Bitcoin and other cryptocurrencies’ surging prices have apparently caught the eyes of more than just excited investors. According to cyber researchers, a cybercrime gang that is possibly working from within the North Korean government is showing interest as well.

Trying to steal the online credentials of bitcoin industry insiders, this Lazarus cybercrime gang is under investigation by researchers at U.S. cyber security firm, Secureworks’s Counter Threat Unit (CTU).

The company, along with other security firms believes that North Korea is probably behind the Lazarus group, which they link to an $81 million cyber heist last year that occurred at the Bangladesh central bank, along with a 2014 attack on Sony’s Hollywood studio, where a lot of info was compromised.

“Given the current rise in bitcoin prices, CTU suspects that North Korea’s interest in cryptocurrency remains high and is likely continuing its activities surrounding the cryptocurrency,” explained Secureworks in a statement given to Reuters.

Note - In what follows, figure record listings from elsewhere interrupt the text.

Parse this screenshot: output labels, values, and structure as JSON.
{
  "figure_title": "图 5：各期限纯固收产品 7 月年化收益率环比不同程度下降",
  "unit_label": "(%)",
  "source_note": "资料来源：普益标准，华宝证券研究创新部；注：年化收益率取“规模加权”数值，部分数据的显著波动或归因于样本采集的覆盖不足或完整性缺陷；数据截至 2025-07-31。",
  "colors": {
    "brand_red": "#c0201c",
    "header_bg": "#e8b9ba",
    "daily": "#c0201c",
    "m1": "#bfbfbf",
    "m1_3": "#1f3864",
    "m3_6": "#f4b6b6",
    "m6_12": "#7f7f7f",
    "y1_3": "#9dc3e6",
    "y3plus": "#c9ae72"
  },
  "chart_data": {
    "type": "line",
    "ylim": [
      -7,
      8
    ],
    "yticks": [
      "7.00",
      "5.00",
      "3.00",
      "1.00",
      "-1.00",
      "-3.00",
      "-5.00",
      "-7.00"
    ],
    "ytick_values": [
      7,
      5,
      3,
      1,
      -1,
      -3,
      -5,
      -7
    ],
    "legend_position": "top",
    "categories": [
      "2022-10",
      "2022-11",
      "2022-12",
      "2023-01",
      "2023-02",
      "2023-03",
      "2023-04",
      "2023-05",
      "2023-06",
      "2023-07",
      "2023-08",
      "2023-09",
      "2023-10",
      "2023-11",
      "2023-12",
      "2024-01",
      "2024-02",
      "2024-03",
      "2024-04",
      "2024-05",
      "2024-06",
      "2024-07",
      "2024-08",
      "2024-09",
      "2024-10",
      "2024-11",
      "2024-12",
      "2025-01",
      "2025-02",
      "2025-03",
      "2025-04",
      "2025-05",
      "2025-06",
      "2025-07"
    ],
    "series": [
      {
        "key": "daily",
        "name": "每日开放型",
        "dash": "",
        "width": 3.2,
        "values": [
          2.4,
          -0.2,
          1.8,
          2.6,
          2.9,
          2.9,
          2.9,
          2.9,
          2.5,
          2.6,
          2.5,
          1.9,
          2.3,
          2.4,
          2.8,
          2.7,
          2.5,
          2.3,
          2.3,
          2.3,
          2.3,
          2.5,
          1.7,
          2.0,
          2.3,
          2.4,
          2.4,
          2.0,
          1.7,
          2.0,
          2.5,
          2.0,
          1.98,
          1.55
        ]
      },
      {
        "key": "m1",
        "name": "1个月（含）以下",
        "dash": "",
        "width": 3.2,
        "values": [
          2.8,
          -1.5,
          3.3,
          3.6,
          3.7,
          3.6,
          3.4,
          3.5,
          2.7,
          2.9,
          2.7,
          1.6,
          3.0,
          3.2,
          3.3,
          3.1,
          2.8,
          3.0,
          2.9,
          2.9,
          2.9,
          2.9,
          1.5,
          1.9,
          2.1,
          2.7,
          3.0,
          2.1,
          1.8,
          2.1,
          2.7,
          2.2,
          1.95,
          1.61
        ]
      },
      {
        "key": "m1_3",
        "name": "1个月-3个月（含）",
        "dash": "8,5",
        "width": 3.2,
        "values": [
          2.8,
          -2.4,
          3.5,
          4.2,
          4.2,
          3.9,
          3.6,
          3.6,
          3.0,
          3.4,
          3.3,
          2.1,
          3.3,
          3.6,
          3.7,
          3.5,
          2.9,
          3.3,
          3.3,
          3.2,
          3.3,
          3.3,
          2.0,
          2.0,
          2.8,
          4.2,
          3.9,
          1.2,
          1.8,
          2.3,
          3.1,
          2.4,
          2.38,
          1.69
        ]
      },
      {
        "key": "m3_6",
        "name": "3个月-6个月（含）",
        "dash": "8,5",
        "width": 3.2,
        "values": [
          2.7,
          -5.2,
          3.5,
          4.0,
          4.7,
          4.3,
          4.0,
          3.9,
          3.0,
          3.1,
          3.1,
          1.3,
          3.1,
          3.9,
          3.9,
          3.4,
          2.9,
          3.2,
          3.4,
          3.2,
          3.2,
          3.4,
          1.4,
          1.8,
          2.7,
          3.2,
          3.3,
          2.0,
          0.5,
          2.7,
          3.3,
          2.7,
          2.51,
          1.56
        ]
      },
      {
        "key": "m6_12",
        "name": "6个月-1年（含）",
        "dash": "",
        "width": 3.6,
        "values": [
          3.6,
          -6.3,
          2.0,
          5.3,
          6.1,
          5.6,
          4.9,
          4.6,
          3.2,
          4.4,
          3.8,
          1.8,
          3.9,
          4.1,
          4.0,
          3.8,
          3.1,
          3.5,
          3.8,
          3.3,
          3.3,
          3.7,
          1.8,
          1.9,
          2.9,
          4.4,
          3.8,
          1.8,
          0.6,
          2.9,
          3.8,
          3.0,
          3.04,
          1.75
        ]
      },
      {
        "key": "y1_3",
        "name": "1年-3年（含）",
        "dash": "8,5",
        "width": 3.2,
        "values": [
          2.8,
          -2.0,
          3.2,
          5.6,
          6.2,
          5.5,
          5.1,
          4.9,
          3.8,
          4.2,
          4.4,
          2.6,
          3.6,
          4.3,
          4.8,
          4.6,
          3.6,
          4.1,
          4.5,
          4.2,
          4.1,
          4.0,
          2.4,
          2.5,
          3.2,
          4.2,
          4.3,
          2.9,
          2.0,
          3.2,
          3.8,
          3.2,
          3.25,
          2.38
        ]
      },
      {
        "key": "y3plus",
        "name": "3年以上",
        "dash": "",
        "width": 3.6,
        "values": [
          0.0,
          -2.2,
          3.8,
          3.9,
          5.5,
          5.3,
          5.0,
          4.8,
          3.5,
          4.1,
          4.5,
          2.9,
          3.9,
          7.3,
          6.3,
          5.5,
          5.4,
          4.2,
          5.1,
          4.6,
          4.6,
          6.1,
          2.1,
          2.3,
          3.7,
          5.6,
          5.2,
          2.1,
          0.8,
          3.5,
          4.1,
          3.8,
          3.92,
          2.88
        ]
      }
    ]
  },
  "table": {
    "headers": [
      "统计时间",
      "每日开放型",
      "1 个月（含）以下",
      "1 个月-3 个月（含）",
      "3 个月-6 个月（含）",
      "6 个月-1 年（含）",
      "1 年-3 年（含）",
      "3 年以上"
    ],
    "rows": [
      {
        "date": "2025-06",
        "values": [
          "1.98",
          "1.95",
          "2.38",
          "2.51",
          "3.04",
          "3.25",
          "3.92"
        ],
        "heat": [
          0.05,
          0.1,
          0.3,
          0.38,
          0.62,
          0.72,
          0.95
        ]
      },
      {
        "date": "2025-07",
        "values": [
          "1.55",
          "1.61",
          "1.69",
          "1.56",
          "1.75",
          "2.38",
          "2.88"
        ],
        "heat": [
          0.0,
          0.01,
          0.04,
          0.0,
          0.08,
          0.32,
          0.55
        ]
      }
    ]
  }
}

Last month, Secureworks spent time monitoring a targeted email campaign that was aimed at tricking victims into clicking on a compromised link advertising a job opening for a chief financial officer position for a London cryptocurrency company.

The unfortunate people that clicked on the link became infected with malicious code from an attached document within the email that installed software which took remote control of the victim’s device, allowing hackers to download further malware or steal data.

This particular malware shares technical links with previous campaigns led by the sly cybercrime group Lazarus, which Secureworks has named, “Nickel Academy”.

Therefore, with the recent intrusions into several bitcoin exchanges in South Korea, suspension leans heavily toward North Korea again.

Evidence of North Korea’s interest in bitcoin has been discovered by Secureworks that dates all the way back to 2013. A spokeswoman for Secureworks shared that the company plans to release its preliminary findings soon, and then a more complete report will be published later, once they have all the details.